Question

In winter, the normal temperature in Kullu valley was found to be $- 11^\circ C$ . Is $28\%$ (by mass) aqueous solution of ethylene glycol suitable for car radiator?
${K_f}$ for water = $1 \cdot 86gmo{l^{ - 1}}$.

Answer 1

Depression in freezing is a phenomenon which means, after adding a solute to a solvent, the freezing point of the pure solvent in the solution will low down, and now the pure solvent will freeze at a lower temperature than earlier.
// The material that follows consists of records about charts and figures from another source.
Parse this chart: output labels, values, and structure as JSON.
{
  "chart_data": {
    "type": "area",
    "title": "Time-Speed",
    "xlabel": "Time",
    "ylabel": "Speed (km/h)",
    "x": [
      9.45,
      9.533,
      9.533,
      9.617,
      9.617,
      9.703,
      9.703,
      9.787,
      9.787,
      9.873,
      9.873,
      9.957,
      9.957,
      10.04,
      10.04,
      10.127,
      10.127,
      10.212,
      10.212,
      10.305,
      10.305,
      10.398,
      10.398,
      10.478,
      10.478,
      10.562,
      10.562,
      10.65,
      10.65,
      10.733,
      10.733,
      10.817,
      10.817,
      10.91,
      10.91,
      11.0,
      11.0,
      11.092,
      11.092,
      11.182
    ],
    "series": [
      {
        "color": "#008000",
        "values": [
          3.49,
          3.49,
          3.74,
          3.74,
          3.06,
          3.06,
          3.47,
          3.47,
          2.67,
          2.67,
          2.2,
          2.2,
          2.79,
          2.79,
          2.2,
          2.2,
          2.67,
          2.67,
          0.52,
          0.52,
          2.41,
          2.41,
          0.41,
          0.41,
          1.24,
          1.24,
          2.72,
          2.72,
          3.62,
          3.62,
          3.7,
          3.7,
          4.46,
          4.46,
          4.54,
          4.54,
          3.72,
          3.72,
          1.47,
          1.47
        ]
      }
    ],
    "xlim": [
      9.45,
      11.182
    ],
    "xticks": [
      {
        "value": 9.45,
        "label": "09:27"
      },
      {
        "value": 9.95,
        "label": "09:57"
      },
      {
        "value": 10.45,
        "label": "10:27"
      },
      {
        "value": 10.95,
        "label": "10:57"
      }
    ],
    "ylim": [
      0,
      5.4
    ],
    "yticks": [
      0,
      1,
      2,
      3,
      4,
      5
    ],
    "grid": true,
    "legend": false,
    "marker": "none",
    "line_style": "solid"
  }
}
Complete step by step answer: The depression in freezing point can be calculated using the formula:
$\Delta T = m \times {K_f}$ ……….. $\left( 1 \right)$
where, $\Delta T$ = Change in the freezing point of the solvent,
$m$ = molality of the solution
${K_f}$ = Molal depression constant of water = $1 \cdot 86gmo{l^{ - 1}}$ (given)
Also, $\Delta T = {T_f}^\circ - {T_f}.........(2)$
where, ${T_f}^\circ$ = Initial freezing point of the pure solvent = $0^\circ C$ in case of water.
${T_f}$ = Freezing point of the pure solvent after adding the solute (to be calculated).
Molality, $m$, is defined as moles of solute per ${\text{kg}}$ of solvent.
So, $m = {\text{ }}\dfrac{{{\text{Moles of solute}}}}{{{\text{Mass of solvent in kg}}}}$ ………. $\left( 3 \right)$
Now, moles of solute can be calculated using the formula:
Moles of solute = $\dfrac{{{\text{Mass of solute}}}}{{{\text{Molar mass of solute}}}}$ ………… $\left( 4 \right)$
$28\%$ (by mass) aqueous solution of ethylene glycol is given in the question. That means, solute is ethylene glycol and solvent is water.
Let, the mass of $100{\text{ g}}$solution contains $28{\text{ g}}$ of solute.
Then mass of solution = $100{\text{ g}}$,
Mass of solute = $28{\text{ g}}$,
So, the mass of the solvent will be = $\left( {100 - 28} \right) = 72{\text{ g}}$.
Formula of ethylene glycol is $OH - C{H_2} - C{H_2} - OH$, so, its molar mass will be: $= \left( {2 \times {\text{mass of Carbon}} \times {\text{ }}2 \times {\text{Mass of Oxygen }} \times 6 \times {\text{Mass of Hydrogen}}} \right)$
$= 2 \times 12 + 2 \times 16 + 6 \times 1 = 62{\text{ g}}$
Now, from the equation $\left( 4 \right)$, moles of solute = $\dfrac{{28}}{{62}}mol$
From the equation $\left( 3 \right)$, molality of the solution, $m = \dfrac{{28}}{{62}} \times \dfrac{{1000}}{{72}} = 6 \cdot 27molk{g^{ - 1}}$,
Now, putting the value of $m$ in the equation $\left( 1 \right)$, $\Delta T = m \times {K_f}$ = $6 \cdot 27 \times 1 \cdot 86 = 11 \cdot 66^\circ C$
Finally, putting the value of $\Delta T$ in equation $\left( 2 \right)$, $\Delta T = {T_f}^\circ - {T_f}$ = $11.66^\circ C = 0^\circ C - {T_f}$,
${T_f} = 0 - 11.66 = - 11.66^\circ C$, which is the new freezing point of the solvent in the solution of ethylene glycol. It means that, now, the solvent (water in this case), will not freeze at $0^\circ C$ but will freeze at $- 11.66^\circ C$.
So, yes, a $28\%$ (by mass) aqueous solution of ethylene glycol is suitable for car radiator at the temperature of $- 11^\circ C$ in Kullu valley.

Note: In calculating molality, be careful while taking the masses, do not take the mass of the solution in place of the solvent in the denominator. Also, take the mass of the solvent in ${\text{kg}}$ only. The only difference between molality and the molarity is that in molality denominators have volume of solution but molality has mass of solvent in kilograms.